Kun Woo Paik gives a concert at the Music Academy
At first glance, he is the embodiment of peace – combining the familiar Asian pleasantness and politeness. Kun Woo Paik however quickly warned me that this image is a deception – "We Koreans in many ways resemble the Russians, we live in extremes as they do. Emotionally we swing between enthusiastic adoration and delirious outbursts of rage", he said smiling. This virtuoso pianist was born in Seoul in 1946, and soon a Hungarian concert audience will have the opportunity to marvel again at this playing. On April 16th, Paik will perform at the Music Academy with the National Philharmonic Orchestra under the direction of Zoltán Kocsis. The program features Haydn's D major symphony, Brahms's second symphony and Prokofiev's second piano concerto.
Paik, who has been living in Paris for twenty five years, and now speaks extraordinarily refined French, is not just looking forward to his latest Budapest concert because of his beloved Prokofiev. For the first time, he will be performing with Zoltán Kocsis, who he only knows from a distance. Having said that, he speaks with great acknowledgement of the Hungarian pianist-conductor. "A talent, for whom the piano is not sufficient for his artistic self expression. Probably this is why he conducts and composes as well. I am of a different stamp. For me, this wonderful instrument still conceals many secrets that await my discovery", he explains over a cup of tea. Paik's career has been delineated by his attraction to individual composers. He began with Ravel in his teens. Then came a "Russian era", followed by Mozart. He himself admits that he was very afraid of Liszt, but then one fine day, he suddenly and truly fell in love with him.
According to critics, Paik plays with great poetry, but his career has not been without its own dramatic twists and turns. He experienced at least a double shock, when as a naive fifteen year old adolescent, he arrived in New York.. As part of a joint Korean-American scholarship, and at the recommendation of Leonard Bernstein, he went to America to become a pupil of Rosina Levine. "I dropped into New York in the Beatles and Hippy era, I didn't know if I was on Earth or some other planet", he says, recalling this era, weighted down by his own search for identity.
The powerful cultural change of environment probably contributed to this young talent, who came from a family that loved music and the arts, failing to surmount his nervous, withdrawn nature amid the American metropolis. It was the world famous Hungarian born piano teacher, Ilona Kabos, who played a decisive role in the necessary transformation required for the world of the concert stage. "Ilona was an exceptionally powerful personality and she could transplant energy into her pupils like a magician", he says of his former teacher, who undertook to admit the indigent young man to her New York, London and Swiss courses for free.
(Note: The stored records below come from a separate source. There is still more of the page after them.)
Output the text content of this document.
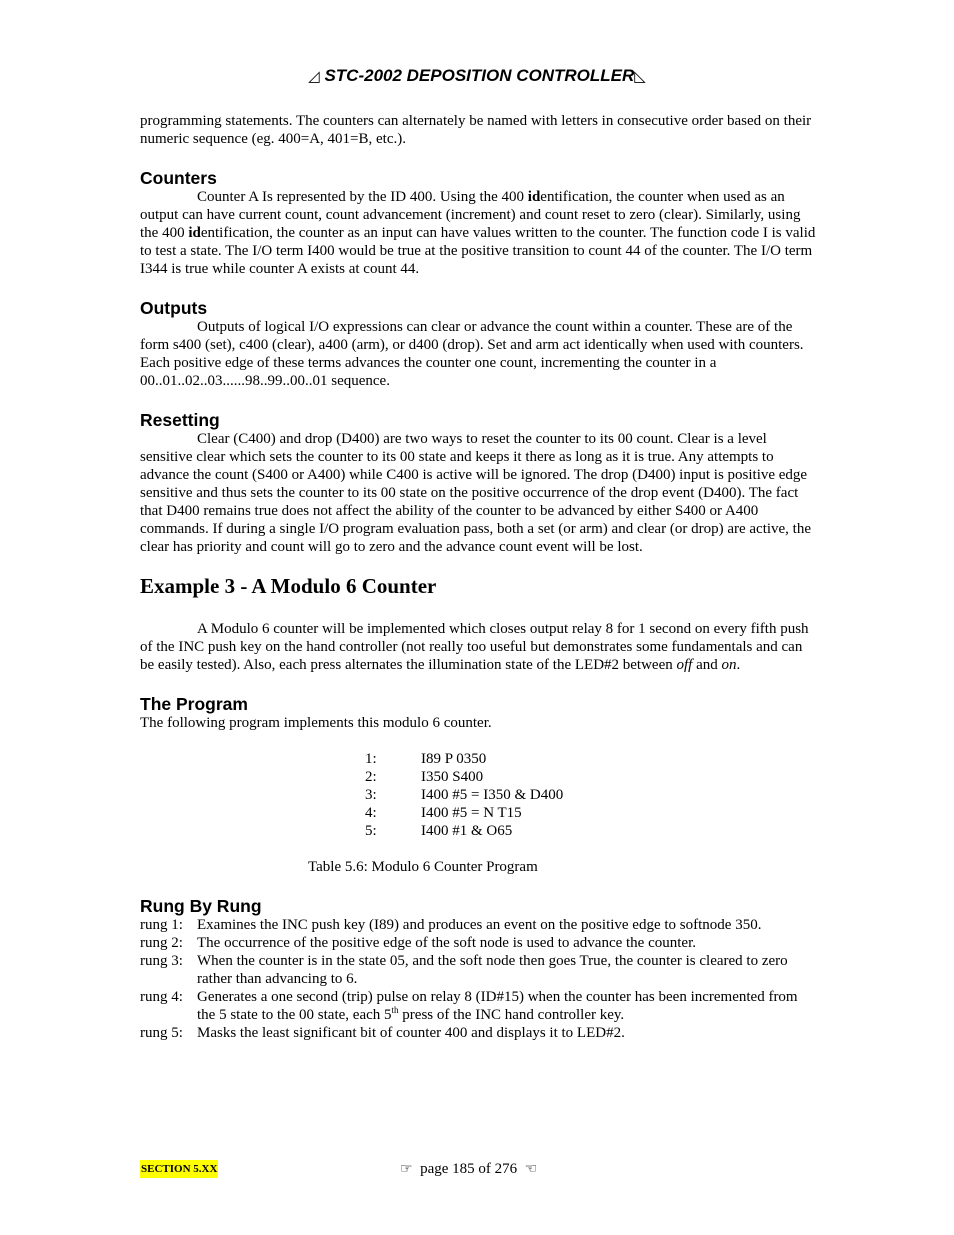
◿ STC-2002 DEPOSITION CONTROLLER◺

programming statements. The counters can alternately be named with letters in consecutive order based on their numeric sequence (eg. 400=A, 401=B, etc.).

Counters

Counter A Is represented by the ID 400. Using the 400 identification, the counter when used as an output can have current count, count advancement (increment) and count reset to zero (clear). Similarly, using the 400 identification, the counter as an input can have values written to the counter. The function code I is valid to test a state. The I/O term I400 would be true at the positive transition to count 44 of the counter. The I/O term I344 is true while counter A exists at count 44.

Outputs

Outputs of logical I/O expressions can clear or advance the count within a counter. These are of the form s400 (set), c400 (clear), a400 (arm), or d400 (drop). Set and arm act identically when used with counters. Each positive edge of these terms advances the counter one count, incrementing the counter in a 00..01..02..03......98..99..00..01 sequence.

Resetting

Clear (C400) and drop (D400) are two ways to reset the counter to its 00 count. Clear is a level sensitive clear which sets the counter to its 00 state and keeps it there as long as it is true. Any attempts to advance the count (S400 or A400) while C400 is active will be ignored. The drop (D400) input is positive edge sensitive and thus sets the counter to its 00 state on the positive occurrence of the drop event (D400). The fact that D400 remains true does not affect the ability of the counter to be advanced by either S400 or A400 commands. If during a single I/O program evaluation pass, both a set (or arm) and clear (or drop) are active, the clear has priority and count will go to zero and the advance count event will be lost.

Example 3 - A Modulo 6 Counter

A Modulo 6 counter will be implemented which closes output relay 8 for 1 second on every fifth push of the INC push key on the hand controller (not really too useful but demonstrates some fundamentals and can be easily tested). Also, each press alternates the illumination state of the LED#2 between off and on.

The Program

The following program implements this modulo 6 counter.

1:	I89 P 0350
2:	I350 S400
3:	I400 #5 = I350 & D400
4:	I400 #5 = N T15
5:	I400 #1 & O65

Table 5.6: Modulo 6 Counter Program

Rung By Rung
rung 1: Examines the INC push key (I89) and produces an event on the positive edge to softnode 350.
rung 2: The occurrence of the positive edge of the soft node is used to advance the counter.
rung 3: When the counter is in the state 05, and the soft node then goes True, the counter is cleared to zero rather than advancing to 6.
rung 4: Generates a one second (trip) pulse on relay 8 (ID#15) when the counter has been incremented from the 5 state to the 00 state, each 5th press of the INC hand controller key.
rung 5: Masks the least significant bit of counter 400 and displays it to LED#2.
SECTION 5.XX	☞ page 185 of 276 ☜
Paik divides his time between Asia, Europe and North-America, and in the last few decades, has enjoyed great success in the major concert venues. He has also played with every important symphonic orchestra. Despite his world renown, he continues to cross-examine himself, and for a while, even considered bidding farewell to the piano. Photography very much attracted him, but music eventually proved the stronger. He cannot, nor does he want to abandon entirely the world of the visual image. His wife is a film actress, and he has a deep passion for cinema – primarily Bergman, Godard, Antonioni and Visconti. After lengthy deliberation, he concluded that his two loves could actually co-exist.